In August, Liqid scooped up two DoD contracts, totalling nearly $32m for two composable systems, with a combined 15 petaflops, that will run physics-based, AI, and ML applications for the US High Performance Computing Modernisation Program. The latest win is also part of that program.

The new system will live at the Engineer Research and Development Center (ERDC) in Mississippi and The new Liqid system will enable the ERDC to design physical infrastructure that can withstand disasters.

At time of writing, the system will rank at number 15 on the TOP500 ranking of the world’s most powerful high-performance computing (HPC) platforms.

Liqid claims it will deliver unparalleled resource utilisation for the ERDC’s AI-driven data analytics operations.

Eric Slack, an analyst at the Evaluator Group, said in a statement: “Composable, disaggregated infrastructure solutions provide an adaptive supercomputing ‘backbone’ for the physical infrastructure challenges faced daily by engineers at the ERDC. … Composable HPC will manage their hardware footprint more efficiently and achieve the kind of adaptive data performance necessary to address data-intensive workloads that have different requirements at varying stages.” 

Compose thyself

The 17 petaflop ERDC system incorporates Nvidia GPUs, 4.5 PB of all-flash NVMe-oF parallel file system storage, and the PCIe 4.0 bus for fast data transfer.

Liqid’s CDI orchestration software dynamically composes GPUs, NVMe SSDs, networking, and storage-class memory to create software-defined bare metal servers on demand.

ERDC data scientists will be able to compose the exact amount of Nvidia A100 GPU performance needed, dynamically orchestrating any CPU-to-GPU ratio. The system incorporates other accelerators across PCIe 4.0, Infiniband, and Ethernet fabrics as required, for a balanced system to run their AI workloads.

These workloads are data intensive and uneven in system component demands. A fixed resource system would be over-provisioned whereas a composable system dynamically matches resources to application needs.

Overall Liqid would argue that individual resource class utilisation; meaning CPU, GPU, NVMe SSDs, etc., will be higher in its composed systems than in a fixed configuration because that, the fixed config, will be sized and costed for the largest-possible workload, meaning wasted resources when smaller workloads can’t run because other workloads take priority.

With its composability two, there or more more smaller workloads can run at the same time making better use of the various supercomputer component resources. This means, it would argue, that the total cost of ownership (TCO) of a composable Liqid system will be less than the equivalent fixed configuration TCO.

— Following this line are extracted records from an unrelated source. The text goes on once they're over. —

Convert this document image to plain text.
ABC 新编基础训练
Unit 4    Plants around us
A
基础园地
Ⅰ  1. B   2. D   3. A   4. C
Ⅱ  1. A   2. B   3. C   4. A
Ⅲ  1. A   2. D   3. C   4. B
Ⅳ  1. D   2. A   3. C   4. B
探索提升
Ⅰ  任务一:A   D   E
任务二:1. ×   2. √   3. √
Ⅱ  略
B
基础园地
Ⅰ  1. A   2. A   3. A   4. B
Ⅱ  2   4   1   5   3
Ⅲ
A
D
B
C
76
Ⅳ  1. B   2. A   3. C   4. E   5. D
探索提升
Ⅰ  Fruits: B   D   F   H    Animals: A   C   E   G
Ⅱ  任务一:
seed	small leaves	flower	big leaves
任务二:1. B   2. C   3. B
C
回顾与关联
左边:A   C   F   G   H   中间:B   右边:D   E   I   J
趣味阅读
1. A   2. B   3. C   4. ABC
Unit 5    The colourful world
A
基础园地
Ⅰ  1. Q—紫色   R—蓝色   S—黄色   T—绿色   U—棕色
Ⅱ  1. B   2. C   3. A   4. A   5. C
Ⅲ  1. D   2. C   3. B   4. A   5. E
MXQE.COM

With this momentum for Liqid, HPE might be feeling competitive heat to upgrade its Synergy composable infrastructure product to include new GPU and PCIe Gen 4 support.

The ERDC system includes;

  • The Liqid composable disaggregated infrastructure (CDI) software platform 
  • 86,784 Intel Xeon Platinum 9200 compute cores
  • 536 NVIDIA A100 GPUs 
  • 391 TB of memory including storage-class memory
  • Liqid parallel file system storage integrated with existing storage filesystem
  • QM8700 Series Mellanox Quantum HDR 200Gbit/s InfiniBand Smart Switches

The system is expected to enter production service in mid 2021.